Shafaq News – Baghdad

On Monday, Iraq’s caretaker Prime Minister Mohammed Shia Al-Sudani ordered an expanded deployment of air-pollution response teams in Baghdad and other cities amid worsening environmental conditions.

According to a statement from his media office, Al-Sudani directed teams to enforce legal measures at landfill and waste sites and stressed the need for immediate steps to develop solutions to the growing environmental challenges.

The directives follow a series of severe pollution episodes that have repeatedly placed Baghdad among the world’s most polluted capitals. In August 2025, the city recorded the highest pollution levels among major global centers, and again last week topped international rankings as heavy smoke covered the capital.
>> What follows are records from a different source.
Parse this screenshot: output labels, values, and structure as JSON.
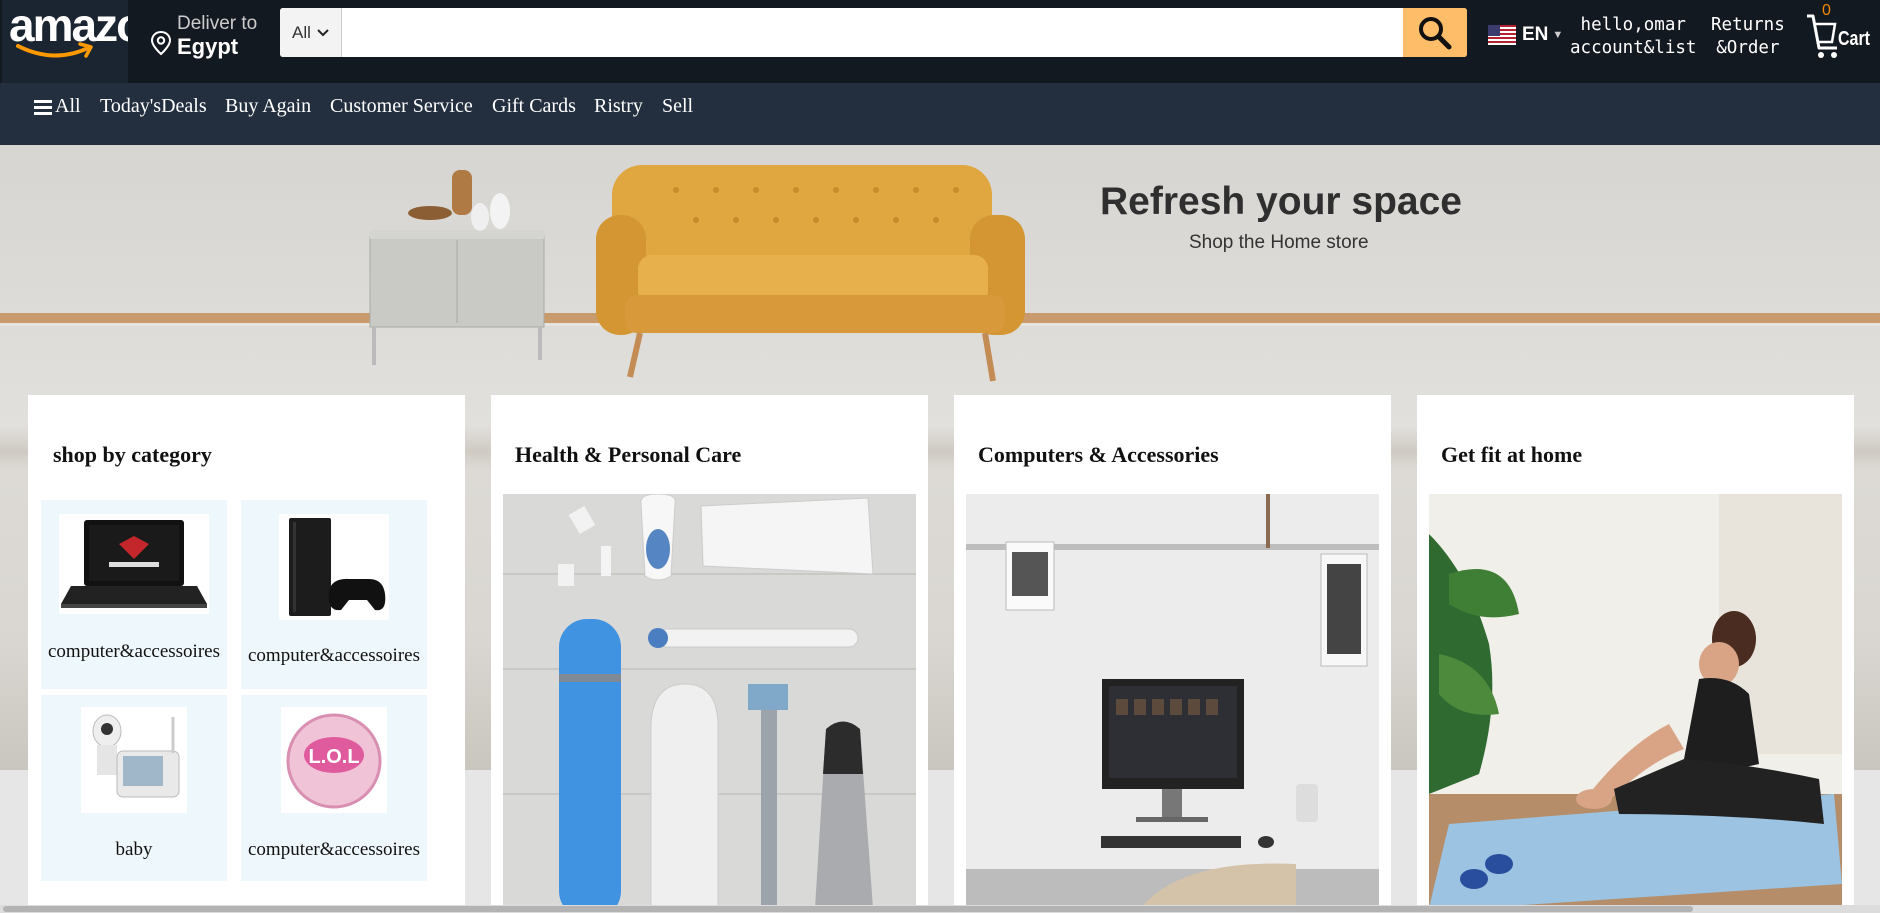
{
  "header": {
    "logo_text": "amazon",
    "deliver_label": "Deliver to",
    "deliver_location": "Egypt",
    "search_category": "All",
    "search_placeholder": "",
    "language": "EN",
    "account_line1": "hello,omar",
    "account_line2": "account&list",
    "returns_line1": "Returns",
    "returns_line2": "&Order",
    "cart_count": "0",
    "cart_label": "Cart"
  },
  "nav": {
    "items": [
      "All",
      "Today'sDeals",
      "Buy Again",
      "Customer Service",
      "Gift Cards",
      "Ristry",
      "Sell"
    ]
  },
  "hero": {
    "title": "Refresh your space",
    "subtitle": "Shop the Home store"
  },
  "cards": [
    {
      "title": "shop by category",
      "tiles": [
        {
          "label": "computer&accessoires",
          "image": "laptop"
        },
        {
          "label": "computer&accessoires",
          "image": "game-console"
        },
        {
          "label": "baby",
          "image": "baby-monitor"
        },
        {
          "label": "computer&accessoires",
          "image": "toy-ball"
        }
      ]
    },
    {
      "title": "Health & Personal Care",
      "image": "personal-care-products"
    },
    {
      "title": "Computers & Accessories",
      "image": "desktop-computer"
    },
    {
      "title": "Get fit at home",
      "image": "woman-stretching"
    }
  ],
  "colors": {
    "topbar": "#131921",
    "navbar": "#232f3e",
    "search_button": "#febd69",
    "cart_count": "#f08804"
  }
}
Iraq’s air crisis, the statement explained, is driven by landfill sites, brick factories, oil-refining and metal-smelting facilities, power plants, private generators, vehicle emissions, fuel stations and large storage tanks, and widespread waste burning in several cities and provinces.

Meanwhile, new environmental statistics from Iraq’s Commission of Statistics and Geographic Information Systems (COSIT) show that only six of the country’s 18 provinces—Baghdad, Babil, Muthanna, Kirkuk, Najaf, and Basra—operate air-quality monitoring stations, leaving two-thirds of the country without any measurement infrastructure.
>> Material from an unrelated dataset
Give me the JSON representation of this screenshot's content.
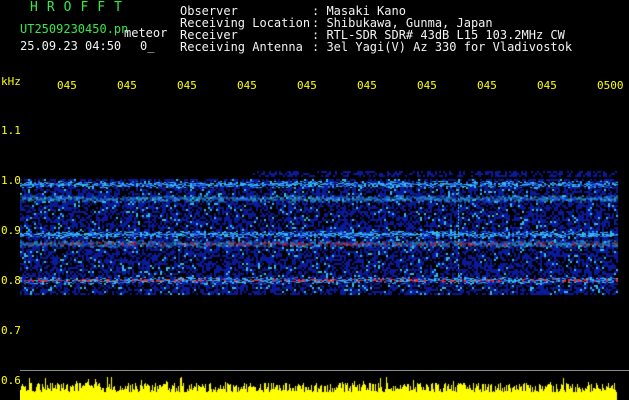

Across the 11 monitored sites, Kirkuk recorded Iraq’s highest concentrations of both ozone and sulfur dioxide.

Air pollution, health experts confirm, poses serious health risks for children, the elderly, and people with respiratory or cardiovascular conditions. Long-term exposure increases the likelihood of chronic lung disease, heart complications, strokes, and other severe outcomes.

One such episode occurred in October 2024, when Baghdad’s Air Quality Index reached a hazardous 297 during a sulfur-gas incident that hospitalized 200 people with breathing difficulties and allergic reactions.